Et il disparut, les laissant désemparés, le cœur battant furieusement dans leur poitrine. Relevant la tête, Drago croisa le regard affolé de sa mère. Il sentit sa poitrine se serrer, incapable de faire face à la peur qu'il lisait sur son visage. Tout ce qu'il faisait, tout ce qu'il avait toujours fait l'avait été pour protéger sa mère. Même la fierté qu'il guettait sur le visage de son père n'était rien à côté de l'amour qu'il voyait dans les yeux de sa mère. Celle-ci sembla prendre une grande inspiration avant de prendre la parole.

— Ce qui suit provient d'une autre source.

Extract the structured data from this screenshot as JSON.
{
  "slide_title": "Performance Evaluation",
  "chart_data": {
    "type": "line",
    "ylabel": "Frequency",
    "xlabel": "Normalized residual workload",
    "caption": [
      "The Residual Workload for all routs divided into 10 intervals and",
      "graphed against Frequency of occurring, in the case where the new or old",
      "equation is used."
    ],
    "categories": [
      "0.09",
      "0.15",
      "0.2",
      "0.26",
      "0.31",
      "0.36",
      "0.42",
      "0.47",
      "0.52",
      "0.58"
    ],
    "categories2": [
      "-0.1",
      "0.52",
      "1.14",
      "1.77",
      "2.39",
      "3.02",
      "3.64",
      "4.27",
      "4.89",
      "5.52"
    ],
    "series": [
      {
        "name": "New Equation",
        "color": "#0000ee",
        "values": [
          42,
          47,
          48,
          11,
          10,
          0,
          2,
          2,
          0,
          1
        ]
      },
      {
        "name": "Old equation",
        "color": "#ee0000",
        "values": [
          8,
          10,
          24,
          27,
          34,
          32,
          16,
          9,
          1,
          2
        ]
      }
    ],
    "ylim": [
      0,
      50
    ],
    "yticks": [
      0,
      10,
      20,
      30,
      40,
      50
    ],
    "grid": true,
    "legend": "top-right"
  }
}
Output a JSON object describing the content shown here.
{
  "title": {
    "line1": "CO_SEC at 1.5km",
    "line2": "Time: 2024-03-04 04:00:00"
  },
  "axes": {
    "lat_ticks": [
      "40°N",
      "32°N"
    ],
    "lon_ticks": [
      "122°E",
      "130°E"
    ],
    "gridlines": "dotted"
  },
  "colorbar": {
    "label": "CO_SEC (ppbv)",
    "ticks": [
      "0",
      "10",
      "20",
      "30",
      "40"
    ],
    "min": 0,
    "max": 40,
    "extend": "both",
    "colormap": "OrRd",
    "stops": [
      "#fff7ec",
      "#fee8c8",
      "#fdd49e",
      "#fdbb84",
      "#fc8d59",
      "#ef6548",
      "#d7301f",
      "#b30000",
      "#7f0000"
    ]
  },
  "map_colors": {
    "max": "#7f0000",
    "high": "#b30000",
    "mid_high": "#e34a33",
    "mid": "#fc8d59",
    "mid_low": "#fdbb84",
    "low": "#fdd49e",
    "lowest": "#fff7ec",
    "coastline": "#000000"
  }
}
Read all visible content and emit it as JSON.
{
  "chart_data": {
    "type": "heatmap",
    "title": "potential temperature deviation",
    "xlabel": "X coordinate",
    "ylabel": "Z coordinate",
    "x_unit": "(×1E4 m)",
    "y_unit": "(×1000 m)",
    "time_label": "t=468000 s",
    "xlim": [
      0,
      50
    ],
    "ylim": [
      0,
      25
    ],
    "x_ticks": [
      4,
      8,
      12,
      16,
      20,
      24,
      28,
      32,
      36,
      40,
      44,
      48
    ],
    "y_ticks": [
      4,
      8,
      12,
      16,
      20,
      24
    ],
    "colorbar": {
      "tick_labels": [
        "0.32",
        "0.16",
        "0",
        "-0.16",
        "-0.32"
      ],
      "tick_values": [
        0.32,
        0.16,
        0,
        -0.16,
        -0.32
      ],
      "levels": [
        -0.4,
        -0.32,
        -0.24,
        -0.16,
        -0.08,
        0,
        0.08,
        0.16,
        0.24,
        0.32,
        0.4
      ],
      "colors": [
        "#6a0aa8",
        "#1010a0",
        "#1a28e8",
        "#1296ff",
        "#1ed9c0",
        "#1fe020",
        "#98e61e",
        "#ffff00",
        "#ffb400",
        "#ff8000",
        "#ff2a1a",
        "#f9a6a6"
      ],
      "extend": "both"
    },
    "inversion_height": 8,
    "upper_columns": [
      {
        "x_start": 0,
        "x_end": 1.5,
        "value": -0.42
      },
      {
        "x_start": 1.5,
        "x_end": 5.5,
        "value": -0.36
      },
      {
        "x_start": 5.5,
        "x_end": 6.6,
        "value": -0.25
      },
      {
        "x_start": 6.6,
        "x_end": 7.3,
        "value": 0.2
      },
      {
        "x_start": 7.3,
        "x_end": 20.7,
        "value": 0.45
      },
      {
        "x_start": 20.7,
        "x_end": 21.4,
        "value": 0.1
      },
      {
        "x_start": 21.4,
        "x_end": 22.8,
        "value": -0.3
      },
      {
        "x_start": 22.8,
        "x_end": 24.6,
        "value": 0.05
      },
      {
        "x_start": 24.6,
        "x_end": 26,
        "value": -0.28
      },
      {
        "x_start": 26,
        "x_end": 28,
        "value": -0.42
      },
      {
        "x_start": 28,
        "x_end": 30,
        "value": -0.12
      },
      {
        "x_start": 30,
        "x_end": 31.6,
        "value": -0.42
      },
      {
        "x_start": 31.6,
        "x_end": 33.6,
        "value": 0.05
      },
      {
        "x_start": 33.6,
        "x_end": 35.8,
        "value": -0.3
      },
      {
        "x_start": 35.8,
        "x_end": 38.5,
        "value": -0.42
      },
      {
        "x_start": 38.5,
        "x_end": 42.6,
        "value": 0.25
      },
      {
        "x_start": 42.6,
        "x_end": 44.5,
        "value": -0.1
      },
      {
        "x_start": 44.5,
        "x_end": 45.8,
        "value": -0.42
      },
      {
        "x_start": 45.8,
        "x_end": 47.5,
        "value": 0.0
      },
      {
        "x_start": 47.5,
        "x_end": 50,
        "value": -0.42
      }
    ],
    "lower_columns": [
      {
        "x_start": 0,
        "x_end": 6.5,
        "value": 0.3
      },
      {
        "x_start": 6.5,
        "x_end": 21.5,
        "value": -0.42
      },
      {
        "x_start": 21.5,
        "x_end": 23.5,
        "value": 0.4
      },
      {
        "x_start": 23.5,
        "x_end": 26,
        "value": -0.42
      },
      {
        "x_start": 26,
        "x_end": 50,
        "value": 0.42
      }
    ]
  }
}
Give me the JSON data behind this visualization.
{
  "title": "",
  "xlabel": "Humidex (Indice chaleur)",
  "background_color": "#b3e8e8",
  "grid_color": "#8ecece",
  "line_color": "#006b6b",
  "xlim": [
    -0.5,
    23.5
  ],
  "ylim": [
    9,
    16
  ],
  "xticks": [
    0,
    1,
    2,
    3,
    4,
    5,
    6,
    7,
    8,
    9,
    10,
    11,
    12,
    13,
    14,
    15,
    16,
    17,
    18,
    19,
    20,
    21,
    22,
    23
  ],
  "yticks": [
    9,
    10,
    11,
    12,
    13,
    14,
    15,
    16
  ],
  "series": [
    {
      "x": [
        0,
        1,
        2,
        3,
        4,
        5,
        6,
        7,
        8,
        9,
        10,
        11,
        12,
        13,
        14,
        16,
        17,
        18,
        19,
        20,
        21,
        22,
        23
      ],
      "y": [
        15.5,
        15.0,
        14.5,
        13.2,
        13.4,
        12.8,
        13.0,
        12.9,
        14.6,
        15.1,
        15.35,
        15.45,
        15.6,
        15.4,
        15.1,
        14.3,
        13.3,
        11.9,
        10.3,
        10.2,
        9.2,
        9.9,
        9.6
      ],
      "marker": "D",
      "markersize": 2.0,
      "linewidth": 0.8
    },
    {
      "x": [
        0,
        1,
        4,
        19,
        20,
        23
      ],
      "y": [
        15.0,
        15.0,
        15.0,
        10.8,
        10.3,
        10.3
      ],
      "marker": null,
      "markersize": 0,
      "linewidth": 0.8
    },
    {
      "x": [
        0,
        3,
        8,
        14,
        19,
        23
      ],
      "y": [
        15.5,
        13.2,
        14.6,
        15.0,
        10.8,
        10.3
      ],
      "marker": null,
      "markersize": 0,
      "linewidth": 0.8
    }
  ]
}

« - Montez vous laver et vous changer les garçons.

Elle sembla hésiter un instant avant d'ajouter.

« - Drago, je dois te parler.

Théodore lui jeta un regard inquiet, avant de monter les escaliers, attendant son ami à l'étage. Celui-ci, une fois sûr qu'ils étaient seuls dans la pièce, s'autorisa à sourire tendrement à sa mère, tandis qu'elle serrait sa main dans la sienne.

« - Drago, souffla-t-elle. Drago, cette nuit, j'ai fait un choix, un choix que le Lord ne me pardonnera pas. Je ne regrette rien Drago, je veux juste … Je veux juste que tu me promettes, quoiqu'il arrive, de ne rien faire qui puisse mettre ta vie en danger pour me protéger.

« - Mère …

« - Promet-moi Drago ! Promet-le moi …

Il secoua la tête, des larmes brillant dans ses yeux gris.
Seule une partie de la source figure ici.